Stephenson has distilled her love of high fashion, her tomboy upbringing and her enchantment with things that are humble and durable into her new line of denim, which will go on sale this summer under the Stephenson label.

These days, Stephenson travels between her studios in New York and Los Angeles, but anyone who meets her hears about Johnston County before too long. In her first collection, she has named her five-pocket style Johnston, and it's available in a Swift Creek rinse. Her jeans come in a Reedy Branch shape too, and Stephenson said she would add boot-cut "894" and "934! styles in her next collection.

Stephenson said her Johnston heritage distinguished her designs in the white-hot market for premium denim. "I think it's so important to come back here and see what inspires me," she said. "You have to offer a different product because there are so many on the market."

Other Johnston-inspired touches might be less obvious to the casual eye - supple leather buttons and copper stitching the color of clay, the pinecone logo and denim as sturdy as a farmer's dungarees. She even answers "Johnston County" when fashion writers ask her what her jeans look like.

"They say, "I don't know where Johnston County is, but it must be a beautiful place,"" she said.

Stephenson, tall and lean enough to be a denim model herself, said she was fairly comfortable working in an Atlanta advertising job. But then, the "you only live once" alarm went off in her head. At 28, she moved to New York and earned a degree from the Parsons design school. After graduation, she climbed the ranks at Garfield & Marks, a sportswear maker that sells through Nordstrom and other department stores, to become head of denim and casual pants.

"I touched on every aspect of the business, and that gave me confidence," she said.

Five years later, Stephenson decided it was time to take another risk. She wrote a business plan in 2005, braced herself to do without her six-figure salary and started the Stephenson Denim Finery. "I've never been so poor or so happy in my whole life," she said.
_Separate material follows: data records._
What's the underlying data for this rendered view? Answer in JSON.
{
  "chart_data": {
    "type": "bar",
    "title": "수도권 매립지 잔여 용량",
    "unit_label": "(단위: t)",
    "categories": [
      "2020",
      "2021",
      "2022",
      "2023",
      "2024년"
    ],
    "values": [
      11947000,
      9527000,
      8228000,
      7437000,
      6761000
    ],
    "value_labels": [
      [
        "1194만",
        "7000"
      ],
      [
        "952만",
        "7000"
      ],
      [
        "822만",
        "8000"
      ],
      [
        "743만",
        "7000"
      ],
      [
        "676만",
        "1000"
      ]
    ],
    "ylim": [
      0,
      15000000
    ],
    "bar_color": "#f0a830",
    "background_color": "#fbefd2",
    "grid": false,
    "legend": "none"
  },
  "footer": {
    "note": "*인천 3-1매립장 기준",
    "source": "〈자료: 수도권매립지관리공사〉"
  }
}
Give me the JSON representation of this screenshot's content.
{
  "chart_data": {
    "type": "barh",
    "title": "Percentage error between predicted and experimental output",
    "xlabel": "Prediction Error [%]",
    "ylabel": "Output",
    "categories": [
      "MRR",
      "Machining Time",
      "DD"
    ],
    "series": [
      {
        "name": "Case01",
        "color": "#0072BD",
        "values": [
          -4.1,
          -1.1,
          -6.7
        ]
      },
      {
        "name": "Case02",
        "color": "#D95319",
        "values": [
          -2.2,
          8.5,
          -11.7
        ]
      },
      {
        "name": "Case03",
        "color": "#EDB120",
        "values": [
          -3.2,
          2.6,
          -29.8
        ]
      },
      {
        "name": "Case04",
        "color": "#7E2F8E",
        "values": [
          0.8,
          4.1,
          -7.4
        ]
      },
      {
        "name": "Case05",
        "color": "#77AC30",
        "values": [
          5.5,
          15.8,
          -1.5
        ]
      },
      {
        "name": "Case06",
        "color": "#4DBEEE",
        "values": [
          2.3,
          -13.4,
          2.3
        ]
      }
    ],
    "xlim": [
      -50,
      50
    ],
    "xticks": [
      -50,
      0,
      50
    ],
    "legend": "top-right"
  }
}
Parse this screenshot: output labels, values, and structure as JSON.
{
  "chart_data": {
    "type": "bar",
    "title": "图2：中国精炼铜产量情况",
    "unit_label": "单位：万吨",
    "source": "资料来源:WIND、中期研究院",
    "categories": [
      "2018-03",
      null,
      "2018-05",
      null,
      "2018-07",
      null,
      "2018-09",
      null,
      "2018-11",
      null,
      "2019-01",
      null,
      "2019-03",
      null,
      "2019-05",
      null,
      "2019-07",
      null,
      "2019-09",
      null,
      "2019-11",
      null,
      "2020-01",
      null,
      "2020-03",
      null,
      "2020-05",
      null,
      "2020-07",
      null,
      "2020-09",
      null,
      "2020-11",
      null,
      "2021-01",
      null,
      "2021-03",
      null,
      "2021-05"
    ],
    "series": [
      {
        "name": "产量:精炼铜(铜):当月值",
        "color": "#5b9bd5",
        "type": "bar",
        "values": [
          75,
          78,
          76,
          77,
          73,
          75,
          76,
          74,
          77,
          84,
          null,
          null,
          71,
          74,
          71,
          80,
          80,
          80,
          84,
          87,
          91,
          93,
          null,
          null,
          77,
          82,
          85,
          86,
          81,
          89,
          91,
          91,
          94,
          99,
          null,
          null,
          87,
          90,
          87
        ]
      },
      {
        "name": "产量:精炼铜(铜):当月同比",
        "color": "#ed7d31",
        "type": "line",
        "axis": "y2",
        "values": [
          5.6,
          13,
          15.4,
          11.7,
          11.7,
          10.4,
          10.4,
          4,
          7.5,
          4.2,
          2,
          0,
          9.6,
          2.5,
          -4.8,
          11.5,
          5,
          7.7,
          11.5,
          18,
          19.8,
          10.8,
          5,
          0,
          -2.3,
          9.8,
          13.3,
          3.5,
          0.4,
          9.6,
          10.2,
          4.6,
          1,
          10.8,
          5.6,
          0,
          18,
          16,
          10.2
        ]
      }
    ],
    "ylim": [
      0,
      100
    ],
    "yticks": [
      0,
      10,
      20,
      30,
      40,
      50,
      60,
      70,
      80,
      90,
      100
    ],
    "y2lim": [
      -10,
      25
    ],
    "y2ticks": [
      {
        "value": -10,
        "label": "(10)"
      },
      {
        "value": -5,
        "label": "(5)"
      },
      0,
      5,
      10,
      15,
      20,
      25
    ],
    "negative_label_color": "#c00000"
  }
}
Stephenson said she parlayed her Southern sweetness and polite persistence into deals with exclusive denim vendors in Italy and Japan who typically refuse upstarts. She said her dream was to bring her product back to the North Carolina economy, by either reviving some of Harnett County's old denim mills or working with a premium denim-maker in the state.

For Stephenson, scrimping on materials, fit or details will never be an option. She prefers well-made, classic pieces that earn their high price over items that make themselves disposable by fading, pilling or losing their shape.

And in her mind, the simplicity of humble, hard-working, versatile denim is as stunning as the people and ideology of the place she calls home.

Stephenson said she had been pleased to see her jeans pass an early wear-ability test. She said it's common for shop owners considering the line to toss a pair to whatever salesperson is working to see them in action. Invariably, even if the size or style wasn't perfect for the body modeling them, the models have gushed about them, Stephenson said.
"Our jeans seem to fit everyone well," she said.

Big success could be just around the corner for the girl from McGee's, but she said it's just as important to her to stay true to her business ideals.

"I am bringing a sustainable product," Stephenson said. "I want to be nice to people, be a nice boss, pay people on time, and not say I can do things I can't deliver."

Stephenson said her family splits its time between the beach and the McGee's farm where she grew up. And during a family beach trip last week, she lined up a Wrightsville Beach boutique called Oliver to be the only North Carolina retailer of her collection, which will retail from $190 to $250.

Also, her jeans will be available through shopbop.com and activeendeavors.com, as well as a handful of upscale boutiques in several major cities. In New York, luxury department store Bergdorf Goodman will stock Stephenson's jeans.

And even before the first stack of jeans has made it onto a shelf, Anthropologie has already recruited Stephenson to do an exclusive, lower-priced collection called Enson. Stephenson said the Enson collection would boast the same styles and fit, just in a slightly less regal quality of denim.